The Iraq War is long over, but this measure must still be repealed. So should its sister resolution from 2001 to justify the so-called global war on terror, which has been cited to justify multiple U.S. interventions — in Niger, Libya, Pakistan, and Syria — that had little to do with its original rationale. Unfortunately, Congress will not be taking up this latter resolution — it should move quickly to at least narrow the authority that it grants.

Still, the repeal of the 2002 AUMF is long overdue. The Iraq War is over, and the regime it sought to displace is long gone. Given that presidents are prone to seize upon any excuse to wage wars, Congress can at least remove one justification.

The Constitution entrusts Congress with the power to declare war. This was a very deliberate choice by the Founding Fathers. James Madison, the father of the Constitution, explained this in a letter to Thomas Jefferson:

“The constitution supposes, what the History of all Governments demonstrates, that the Executive is the branch of power most interested in war, and most prone to it. It has accordingly with studied care vested the question of war in the Legislature.”

Repeal will not bring back the hundreds of thousands of civilian lives that the Iraq War cost, nor the thousands of brave servicemen and women who made the ultimate sacrifice. But it will at least help restore, in some small part, Congress’s authority to hold the nation back from unwise wars of choice. And it might also make those too eager for war think twice before supporting it.

Now the repeal measure goes to the House, where 49 Republicans joined Democrats to vote for repeal during the last Congress. There is no need for Republicans to resist change for the voters’ benefit. The Republican Party’s rank and file have already rejected the interventionist ideology of the early 21st century that led to war in Iraq. It nominated and elected a president in 2016 who had campaigned specifically against the idiocy of the Iraq War and the leaders behind it.

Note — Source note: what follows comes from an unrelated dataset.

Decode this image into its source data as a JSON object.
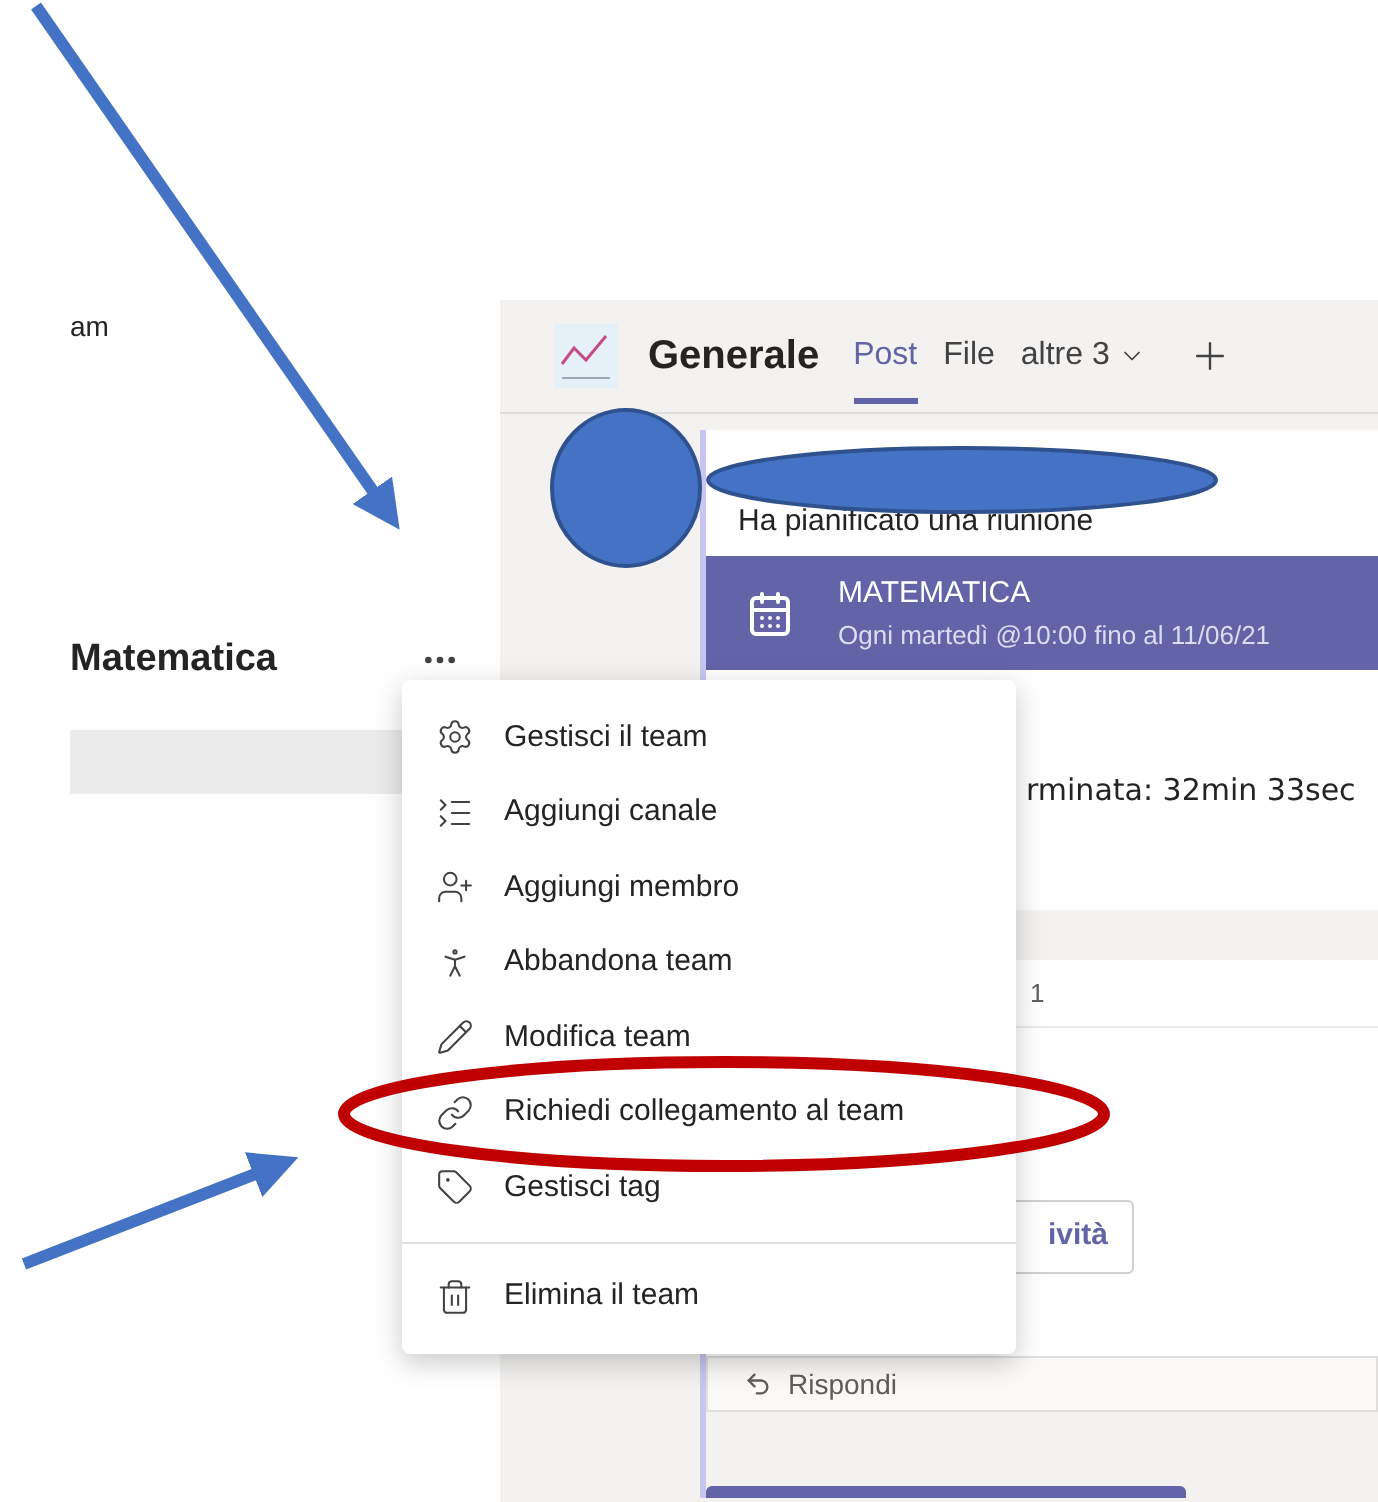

And indeed, idiocy it was. The Iraq War destabilized an already troubled region of the world. It gave rise to new and unpredicted terrorist threats, including ISIS and a potential nuclear threat from Shiite Iran. It practically emptied the Middle East of its Christian inhabitants, who were ruthlessly persecuted in the ensuing chaos. And to this day, the Iraq War continues to provide rhetorical justifications by despots such as Russian President Vladimir Putin and Chinese counterpart Xi Jinping for their own aggression and belligerence. All that without even discovering or safeguarding weapons of mass destruction.

If a president wants to wage a war in the future, he must provide new and specific justifications for it that are capable of persuading Congress. No longer should presidents be allowed to rely on decades-old documents based on long-irrelevant thinking.

The House Republican majority should immediately take up and pass a repeal of the 2002 AUMF.